Indian stock benchmarks reversed a sharp rally in the previous session and started cautiously on Monday, tracking a decline in Asian stocks after another setback on Wall Street as investors braced for a more aggressive tightening in global financial conditions, with all the risks of a recession that this entails .
The latest minutes of the meeting revealed that the Monetary Policy Committee (MPC) of the Reserve Bank of India may be relying more on statistics in determining the country’s key interest rate as inflation is expected to begin to decline.
That calm tone from the RBI didn’t help Indian stocks.
The 30-stock Sensex index fell 137.84 points in early trading to 57,782.13. Similarly, the NSE Nifty-50 index fell 52.75 points to 17,132.95.
The biggest laggards of the Nifty components were Mahindra & Mahindra, Adani Enterprises, JSW Steel and Larsen & Toubro.
On the other hand, the early winners of the trade were Bajaj Auto, State Bank of India, ICICI Bank and Eicher Motors.
“Volatility will likely be the hallmark as Nifty Bulls brace for tough sessions in the near term as things are not looking good in Dalal Street right now,” said Prashanth Tapse – Research Analyst, Senior Vice President for Research at Mehta Equities , to PTI .

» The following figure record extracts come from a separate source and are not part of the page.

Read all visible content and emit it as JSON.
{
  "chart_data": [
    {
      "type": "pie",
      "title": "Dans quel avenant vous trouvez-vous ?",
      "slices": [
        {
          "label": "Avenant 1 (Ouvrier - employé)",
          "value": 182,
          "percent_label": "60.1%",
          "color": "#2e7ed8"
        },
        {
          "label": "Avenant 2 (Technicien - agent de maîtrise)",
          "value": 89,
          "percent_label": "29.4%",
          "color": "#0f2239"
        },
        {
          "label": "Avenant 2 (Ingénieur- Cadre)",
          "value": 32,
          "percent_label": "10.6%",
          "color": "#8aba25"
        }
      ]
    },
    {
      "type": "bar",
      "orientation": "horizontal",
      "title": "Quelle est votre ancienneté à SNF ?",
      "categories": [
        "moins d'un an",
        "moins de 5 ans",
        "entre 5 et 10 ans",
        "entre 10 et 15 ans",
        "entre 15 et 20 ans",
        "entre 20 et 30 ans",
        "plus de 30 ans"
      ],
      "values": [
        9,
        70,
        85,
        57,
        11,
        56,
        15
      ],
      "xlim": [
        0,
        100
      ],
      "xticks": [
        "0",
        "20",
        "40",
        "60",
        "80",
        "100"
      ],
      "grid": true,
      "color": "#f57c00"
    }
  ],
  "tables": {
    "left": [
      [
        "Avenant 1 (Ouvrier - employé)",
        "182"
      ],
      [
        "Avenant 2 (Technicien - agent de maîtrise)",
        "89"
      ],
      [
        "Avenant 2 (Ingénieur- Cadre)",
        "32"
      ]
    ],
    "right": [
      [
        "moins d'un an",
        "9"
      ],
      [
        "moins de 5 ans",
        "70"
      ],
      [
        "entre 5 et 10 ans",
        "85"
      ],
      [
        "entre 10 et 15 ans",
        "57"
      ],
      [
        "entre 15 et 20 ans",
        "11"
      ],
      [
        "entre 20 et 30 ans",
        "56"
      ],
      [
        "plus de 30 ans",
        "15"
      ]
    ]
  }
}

Both benchmarks reflected a sea of red in Asian stock markets. Hong Kong, Australia and Japan saw shares fall, with technology companies leading the way.

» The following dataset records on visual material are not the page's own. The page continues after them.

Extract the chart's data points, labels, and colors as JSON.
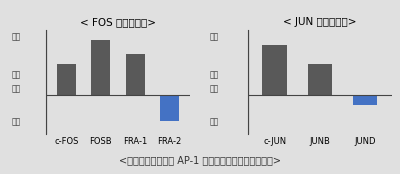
{
  "fos_title": "< FOS ファミリー>",
  "jun_title": "< JUN ファミリー>",
  "caption": "<紫外線照射による AP-1 構成タンパク質の発現変化>",
  "fos_categories": [
    "c-FOS",
    "FOSB",
    "FRA-1",
    "FRA-2"
  ],
  "fos_values": [
    1.4,
    2.5,
    1.9,
    -1.2
  ],
  "fos_colors": [
    "#595959",
    "#595959",
    "#595959",
    "#4472c4"
  ],
  "jun_categories": [
    "c-JUN",
    "JUNB",
    "JUND"
  ],
  "jun_values": [
    2.3,
    1.4,
    -0.45
  ],
  "jun_colors": [
    "#595959",
    "#595959",
    "#4472c4"
  ],
  "ylim": [
    -1.8,
    3.0
  ],
  "bg_color": "#e0e0e0",
  "axis_line_color": "#444444",
  "title_fontsize": 7.5,
  "caption_fontsize": 7.0,
  "tick_fontsize": 6.0,
  "ylabel_text_left": "上昇\n\n発現\n変化\n\n低下",
  "ylabel_text_right": "上昇\n\n発現\n変化\n\n低下"
}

The S&P 500 and Nasdaq 100 contracts rose after falling on Friday as government bond yields rose as inflation estimates for the coming year rose.
Global equities have suffered from concerns about the global economy and a surge in demand for safe-haven assets as the Federal Reserve quickly raised interest rates this year to curb rising inflation, luring capital back to the United States and the value of the dollar rose.
While the S&P is a staggering 25 percent off its peak, BofA economist Jared Woodard warned the decline was not over as the world was moving from two decades of 2 percent inflation to a time of just over 5 percent. inflation, Reuters reported.
“$70 trillion in ‘new’ technology, growth and government bonds, priced at a world’s 2 percent, are vulnerable to these secular shifts as ‘old’ industries such as energy and materials soar, undoing decades of underinvestment” wrote Mr Woodard. in a note.
“Rotating 60/40 proxies and buying what is scarce – power, food, energy – is the best way for investors to diversify,” he added.
While everyone is turning their attention to British bonds now that the Bank of England (BoE) emergency buyout is over, concerns about financial stability are joining the toxic mix.
“The BoE was buying emergency bonds technically identical to QE with one hand, while furiously raising key rates with the other,” ANZ analysts said in a note.
“Monday’s market action will be a test of the survival of Truss’ low-tax vision and her political future.” While everyone is turning their attention to UK bonds now that the Bank of England (BoE) emergency buys are over, concerns about financial stability are being added to the toxic mix.
Investors are dealing with news from Beijing, where President Xi Jinping declared that China’s global power had been strengthened while warning of “dangerous storms” to come.
There was little indication that the Covid-Zero campaign or the housing market regulations that would put pressure on the economy would relax. Mr Xi also claimed that despite escalating hostilities with the US, China would prevail in its battle to develop crucial technology.
On other market news, oil recovered some of its losses after a weekly decline as concerns about an economic downturn continue to cloud demand prospects.
After a turbulent week in which the dollar appreciated on speculation about a more aggressive rate hike by the Fed, the gold price in Asia stabilized.